Thursday, January 14, 2010

Headlines rather than journalism

The poor journalism at Channel 7 continues with a sensationalist report aimed at placing doubt on teacher quality by drawing conclusions from statements that were not causal.

The headline stated that teacher quality was the main reason for state school improvement, whereas Neil Hunt (the principal of Churchlands SHS) stated that teacher improvement programmes were a major factor. A poor quality teacher cannot improve, teacher quality has little to do with the quality of improvement programmes.

Sharon ONeil called for schools to closely examine student statistics. This also is not a statement about teacher quality. Underlying this statement is the fact that lower student input in year 7/8 means that lower student output in year 12 is also likely.
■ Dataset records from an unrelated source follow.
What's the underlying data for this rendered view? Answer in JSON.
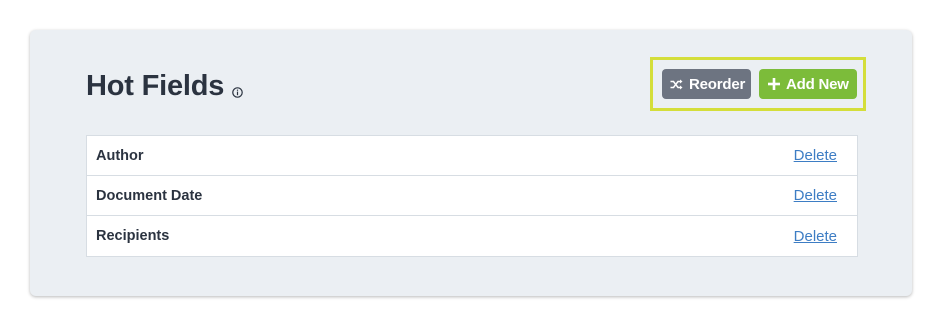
{
  "header": {
    "title": "Hot Fields",
    "info_icon": "info-circle-icon"
  },
  "toolbar": {
    "reorder_label": "Reorder",
    "reorder_icon": "shuffle-icon",
    "add_new_label": "Add New",
    "add_new_icon": "plus-icon",
    "highlight_color": "#d4de3a"
  },
  "fields": {
    "rows": [
      {
        "label": "Author",
        "action": "Delete"
      },
      {
        "label": "Document Date",
        "action": "Delete"
      },
      {
        "label": "Recipients",
        "action": "Delete"
      }
    ]
  },
  "colors": {
    "panel_bg": "#ebeff3",
    "title_text": "#2b3340",
    "reorder_button": "#6d7481",
    "add_button": "#7cbc3a",
    "link": "#3d7dc4"
  }
}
Where state schools competed outside of the big five with competitive entry (Perth Mod, Churchlands, Rossmoyne, Shenton, Willeton) then there is something very good going on in those schools and they should get a pat on the back (Belridge, Duncraig etc.).

Should we fire a new teacher because they are gaining experience? Should only teachers with experience teach at higher levels? Is a C result for a class of disaffected kids worse than an A result in a talented and motivated class in a green leafy? How do we measure quality and their results? Teacher quality is not a quantifiable measure of a school.
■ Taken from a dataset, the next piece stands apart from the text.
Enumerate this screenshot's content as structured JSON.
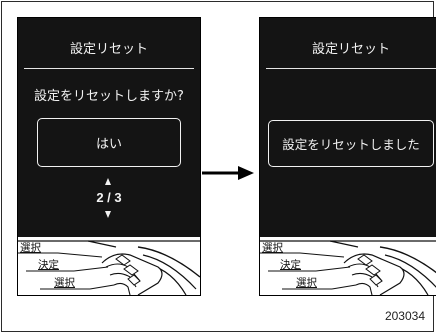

Furthermore, I suppose the media thinks that saying it's the best achievement in years is help but it is disingenuous if you then immediately show that state schools are performing worse than private and independent schools - they have re-inforced the gap especially if connections to catholic and SES status are not also drawn. Sensationalist, with little purpose and damaging to the sector. A report completely lacking journalistic integrity.

If the media continues to bash state schools then we can't expect to close the gap to the private sector. We ask a lot of low SES kids, when they compete with kids with strong educational backgrounds. To compete effectively we need to attract more middle class kids that have clear examples of the benefits of an education.

I understand that some level of criticism and improvement must be publicised for parents to again get confidence in the public system, but we have to be careful in its implementation and remember that the core of the issues faced are as a result of poor government management, planning and implementation over a long period of time (especially during the OBE implementation). To scapegoat teachers as requiring "quality" improvement (inferring that teachers in general lack quality without stating whom, what or how it will be fixed), damages the integrity of the system and does not attempt to address the underlying issues causing the fall in standards.

For state schools to improve they need to attract the full range of students, not just those that can't afford private education. If the current trend continues, most state schools will become part of a safety net, ending in continued inequity for low SES families.

For the profession to increase in status and output, we need to acknowledge the good work done, manage improvement where necessary and ensure applicants have the capability and training to do a good job. I'll leave it to the experts to manage how these changes can be brought into effect.